Comme il est explicitement déclaré dans l’exhortation apostolique Evangelii nuntiandi de Paul VI et dans le Motu proprio "Porta fidei" de Benoît XVI, « La foi s’affermit quand on la donne» (Directoire, 21), et nous tous, très chers confrères prêtres, nous savons combien les joies intimes du ministère sont, fondamentalement, liées au don de la foi à nos frères, à la rencontre authentique des âmes avec Dieu et à leur retour à Dieu. Les prêtres, époux de l’Église, font ainsi l’expérience d’être d’authentiques pères spirituels non seulement en accompagnant leurs frères sur le chemin de foi, mais aussi et que Dieu nous accorde qu’il en soit toujours ainsi en engendrant la foi à travers le témoignage, la catéchèse, la prédication et les sacrements.

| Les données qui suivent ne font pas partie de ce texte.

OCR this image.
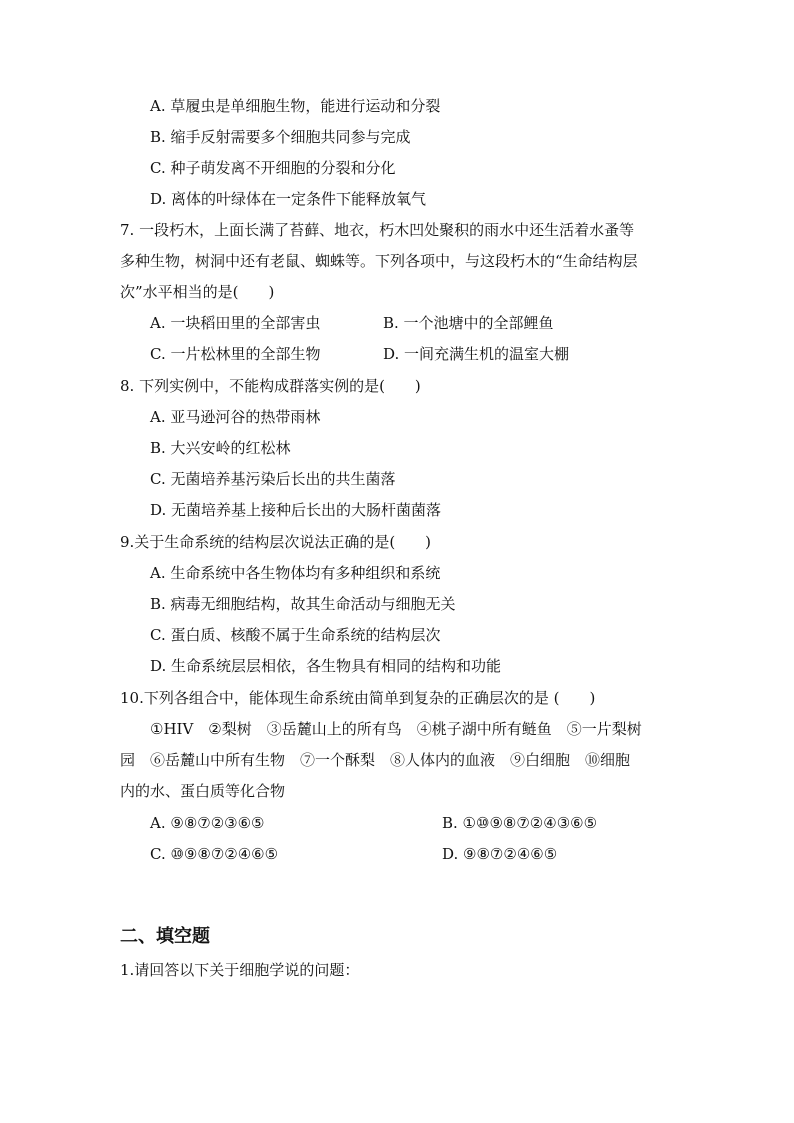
A. 草履虫是单细胞生物，能进行运动和分裂
B. 缩手反射需要多个细胞共同参与完成
C. 种子萌发离不开细胞的分裂和分化
D. 离体的叶绿体在一定条件下能释放氧气
7. 一段朽木，上面长满了苔藓、地衣，朽木凹处聚积的雨水中还生活着水蚤等
多种生物，树洞中还有老鼠、蜘蛛等。下列各项中，与这段朽木的“生命结构层
次”水平相当的是(　　)
A. 一块稻田里的全部害虫	B. 一个池塘中的全部鲤鱼
C. 一片松林里的全部生物	D. 一间充满生机的温室大棚
8. 下列实例中，不能构成群落实例的是(　　)
A. 亚马逊河谷的热带雨林
B. 大兴安岭的红松林
C. 无菌培养基污染后长出的共生菌落
D. 无菌培养基上接种后长出的大肠杆菌菌落
9.关于生命系统的结构层次说法正确的是(　　)
A. 生命系统中各生物体均有多种组织和系统
B. 病毒无细胞结构，故其生命活动与细胞无关
C. 蛋白质、核酸不属于生命系统的结构层次
D. 生命系统层层相依，各生物具有相同的结构和功能
10.下列各组合中，能体现生命系统由简单到复杂的正确层次的是 (　　)
①HIV　②梨树　③岳麓山上的所有鸟　④桃子湖中所有鲢鱼　⑤一片梨树
园　⑥岳麓山中所有生物　⑦一个酥梨　⑧人体内的血液　⑨白细胞　⑩细胞
内的水、蛋白质等化合物
A. ⑨⑧⑦②③⑥⑤	B. ①⑩⑨⑧⑦②④③⑥⑤
C. ⑩⑨⑧⑦②④⑥⑤	D. ⑨⑧⑦②④⑥⑤
二、填空题
1.请回答以下关于细胞学说的问题：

L’ardeur pour l’évangélisation et la dimension ecclésiale de notre ministère doivent être les raisons qui nous poussent à travailler avec toujours plus d’attention sur notre humanité, sur nos limites, sur nos défauts parfois persistants. Ce n’est pas par une manie narcissique de perfection ascétique que nous devons travailler sur nous-mêmes, mais par amour de Dieu et des âmes ! Pour que rien en nous, dans notre comportement humain, ne puisse, en freinant à travers notre humanité la miséricorde et l’accueillante tendresse que le Seigneur veut montrer à ses enfants,  faire obstacle à la rencontre des hommes avec Dieu.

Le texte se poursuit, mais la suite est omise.